The Extended Family will continue to take up the entire width of the boardwalk until they reach their destination. Occasionally they will stop walking, without warning, in the middle of the boardwalk, which will cause quite the boardwalk pile up behind them.
They will turn around and say sorry, as you almost plough straight into them, but they’ll be more concerned about the creases in their linen shirts than the hot coffee that you almost spilt down the front of yourself (you’re not that bothered either, tbh, because let’s face it, spilling things down the front of yourself is nothing new!)
6. The Active Wearers
The Active Wearers fall into two distinct categories. They either travel alone or in packs.

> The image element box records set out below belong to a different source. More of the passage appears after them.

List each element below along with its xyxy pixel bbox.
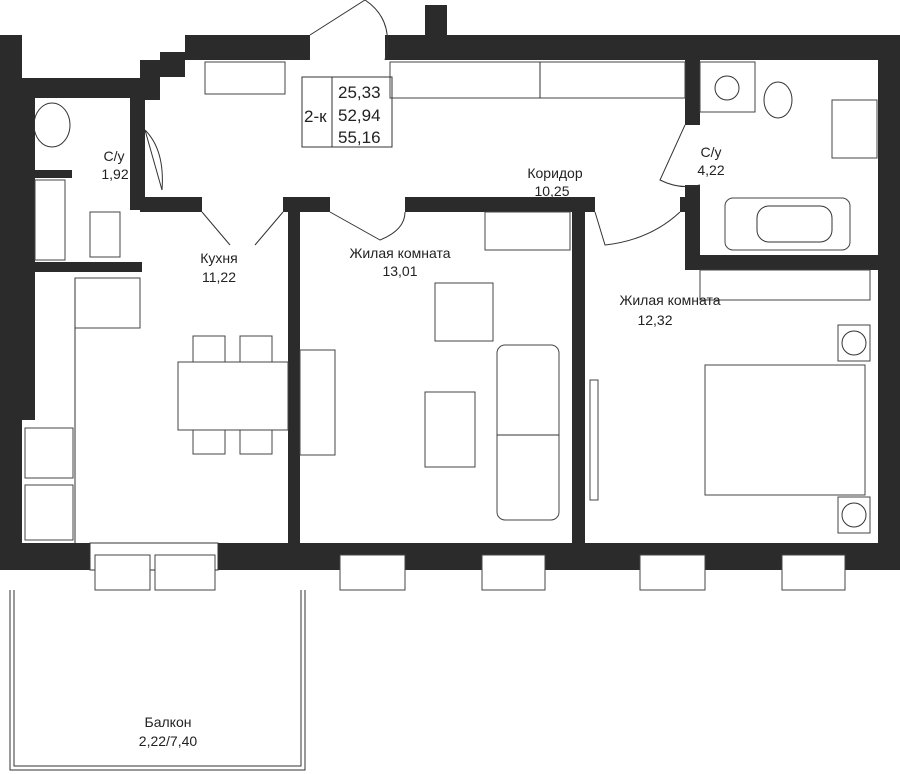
room-area: 4,22 <box>697 162 724 178</box>
room-labels: С/у 1,92 Кухня 11,22 Жилая комната 13,01… <box>101 144 724 749</box>
room-name: Жилая комната <box>619 292 720 308</box>
area-living: 25,33 <box>338 83 381 102</box>
area-total: 52,94 <box>338 106 381 125</box>
balcony <box>9 590 306 771</box>
room-name: С/у <box>701 144 722 160</box>
room-area: 13,01 <box>382 263 417 279</box>
room-name: Жилая комната <box>349 245 450 261</box>
apartment-type: 2-к <box>304 107 327 126</box>
room-name: Коридор <box>527 165 583 181</box>
room-name: С/у <box>104 148 125 164</box>
doors <box>144 0 701 246</box>
room-name: Балкон <box>145 714 192 730</box>
room-area: 11,22 <box>202 269 236 285</box>
room-area: 2,22/7,40 <box>139 733 198 749</box>
walls <box>0 5 900 570</box>
room-area: 12,32 <box>637 312 672 328</box>
room-name: Кухня <box>200 250 237 266</box>
windows <box>89 542 846 591</box>
apartment-info-box: 2-к 25,33 52,94 55,16 <box>301 76 393 148</box>
area-with-balcony: 55,16 <box>338 128 381 147</box>
room-area: 1,92 <box>101 166 128 182</box>
furniture <box>24 61 878 543</box>
room-area: 10,25 <box>534 183 569 199</box>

The Solo Active Wearer means business. She is decked out head to toe in her Lorna Jane Active Wear, has her head phones in and is running like she’s training in a marathon. I think that’s because she probably actually is training for a marathon.
The Group Active Wearers have a strict 3 or less policy. That’s right, there can be no more than 3 Active Wearers in a group at any one time. They too wear nothing by Lorna Jane, but the headphones are replaced with conversation and the running is replaced with walking. If the walking was replaced with sitting and the Active Wear was replaced with anything else, I might consider signing up!
Have you been to Noosa? Are you a fan of people watching? Got any others you’d like to add?